Graduate students march for guaranteed sixth-year research funding

Graduate+students+march+from+The+Rock+to+Rebecca+Crown+Center+to+demand+The+Graduate+School+guarantee+sixth-year+research+funding.+Opportunities+for+such+funding+have+been+restricted+since+last+year%2C+when+TGS+stopped+allowing+sixth-year+students+from+funding+their+research+through+assistantships.

Alison Albelda/Daily Senior Staffer

Graduate students march from The Rock to Rebecca Crown Center to demand The Graduate School guarantee sixth-year research funding. Opportunities for such funding have been restricted since last year, when TGS stopped allowing sixth-year students from funding their research through assistantships.

Cameron Cook, Web Editor

Graduate students rallied Thursday and presented a list of demands of The Graduate School during Northwestern University Graduate Workers’ first public action to lobby for guaranteed sixth-year research funding since it was discontinued last spring.

Protesters marched from The Rock to Rebecca Crown Center, where Sergey Kucherenko, TGS’s associate dean of finance, met them to receive their demands in place of Dean Teresa Woodruff, who Kucherenko said was in Chicago. Kucherenko told the protesters he could “guarantee” their voices would be heard.

Fifth-year graduate student Kitty Yang handed Kucherenko the demands and told him the students expected a response and timeline for action “within a week.” Kucherenko told Yang she and the other students could expect a response within “a couple of days.”

“These are not demands that are new,” Yang told Kucherenko. “TGS knows that sixth-year funding is really important.”

NUGW, the University’s graduate student union, has been pushing for guaranteed funding since TGS stopped granting funding to sixth-year students through assistantships — which include research and teaching positions — last May.

Though assistantships are only available to second through fifth-year students, in the past, some students were granted exceptions. In an email to graduate students last year, Woodruff said the school would no longer make those exceptions.

In response, NUGW put together a letter campaign that fourth-year math graduate student Perry Kleinhenz said garnered over 250 graduate student signatures.

[Read the letters]

“A lot of us need a sixth-year of funding to get degrees and good jobs,” Kleinhenz said to cheers at the rally. “We haven’t been able to make our voices heard. We don’t have a seat at the table. So this is what we have to do.”

Especially in the humanities, completing a doctoral degree is rarely something that can be accomplished within five years, said Anna Dumont, a fourth-year art history graduate student.

Dumont said she doesn’t know anyone in her department that finished their doctorate in five years. While she said she knew she was entering a precarious situation by joining a graduate program, she began her research at NU assuming there would be options to apply for funding beyond her fifth year.

Now, she’s having second thoughts about a project in which she’s deeply invested because of the travel costs associated with it.

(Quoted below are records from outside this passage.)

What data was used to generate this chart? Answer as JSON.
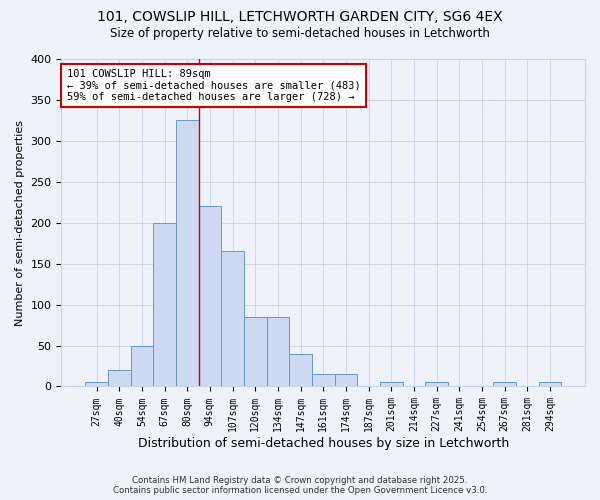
{
  "title1": "101, COWSLIP HILL, LETCHWORTH GARDEN CITY, SG6 4EX",
  "title2": "Size of property relative to semi-detached houses in Letchworth",
  "xlabel": "Distribution of semi-detached houses by size in Letchworth",
  "ylabel": "Number of semi-detached properties",
  "bin_labels": [
    "27sqm",
    "40sqm",
    "54sqm",
    "67sqm",
    "80sqm",
    "94sqm",
    "107sqm",
    "120sqm",
    "134sqm",
    "147sqm",
    "161sqm",
    "174sqm",
    "187sqm",
    "201sqm",
    "214sqm",
    "227sqm",
    "241sqm",
    "254sqm",
    "267sqm",
    "281sqm",
    "294sqm"
  ],
  "bin_values": [
    5,
    20,
    50,
    200,
    325,
    220,
    165,
    85,
    85,
    40,
    15,
    15,
    0,
    5,
    0,
    5,
    0,
    0,
    5,
    0,
    5
  ],
  "bar_color": "#ccd9f0",
  "bar_edge_color": "#6699cc",
  "red_line_bin": 5,
  "annotation_title": "101 COWSLIP HILL: 89sqm",
  "annotation_line1": "← 39% of semi-detached houses are smaller (483)",
  "annotation_line2": "59% of semi-detached houses are larger (728) →",
  "annotation_box_color": "#ffffff",
  "annotation_box_edge": "#cc0000",
  "footer1": "Contains HM Land Registry data © Crown copyright and database right 2025.",
  "footer2": "Contains public sector information licensed under the Open Government Licence v3.0.",
  "ylim": [
    0,
    400
  ],
  "yticks": [
    0,
    50,
    100,
    150,
    200,
    250,
    300,
    350,
    400
  ],
  "background_color": "#eef2fb",
  "grid_color": "#c8d4e8",
  "figsize": [
    6.0,
    5.0
  ],
  "dpi": 100
}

To make up for that, Dumont said, she’s had to apply for large numbers of fellowships — a task that distracts her from her research.

“Your work basically stops for that period of time, which makes it even more difficult to finish in the period of time the administration for some reason thinks it should be possible,” Dumont said. “We’re constantly in a state of limbo where we don’t know if six months from now, we’ll still be funded to do our research.”

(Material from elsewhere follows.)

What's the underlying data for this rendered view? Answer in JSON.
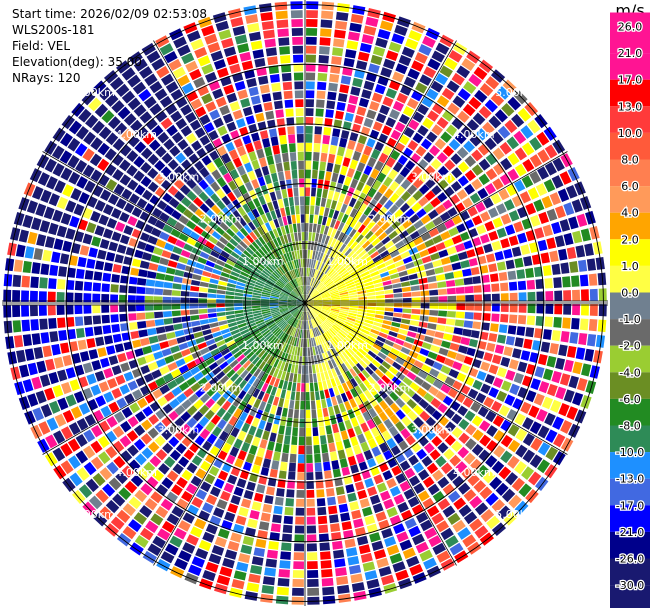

The fight for sixth-year funding takes place in the midst of a $94 million budget deficit, which has led to cuts University-wide. TGS — like the undergraduate schools at the University — was directed to make a five percent cut to its budget.

Regardless, many graduate students believe the University is still in a position to fund their research.

“We know the University can afford this, so it seems particularly cruel that they’re choosing not to,” Dumont said. “It’s the case that we’re not responsible for the deficit. The leadership of the University made decisions that lead to it, and now they’re trying to pass those costs onto the people at the University who are the most vulnerable.”

Many of the students also expressed frustration that administrators weren’t listening to them. It was “ridiculous,” Yang said, that graduate students had to resort to letter writing and petitions to receive recognition from University leadership.

“This is the first public action for sixth-year funding, but it will not be our last,” Yang said to cheers during the rally. “We are workers. We have a right to have our voices heard.”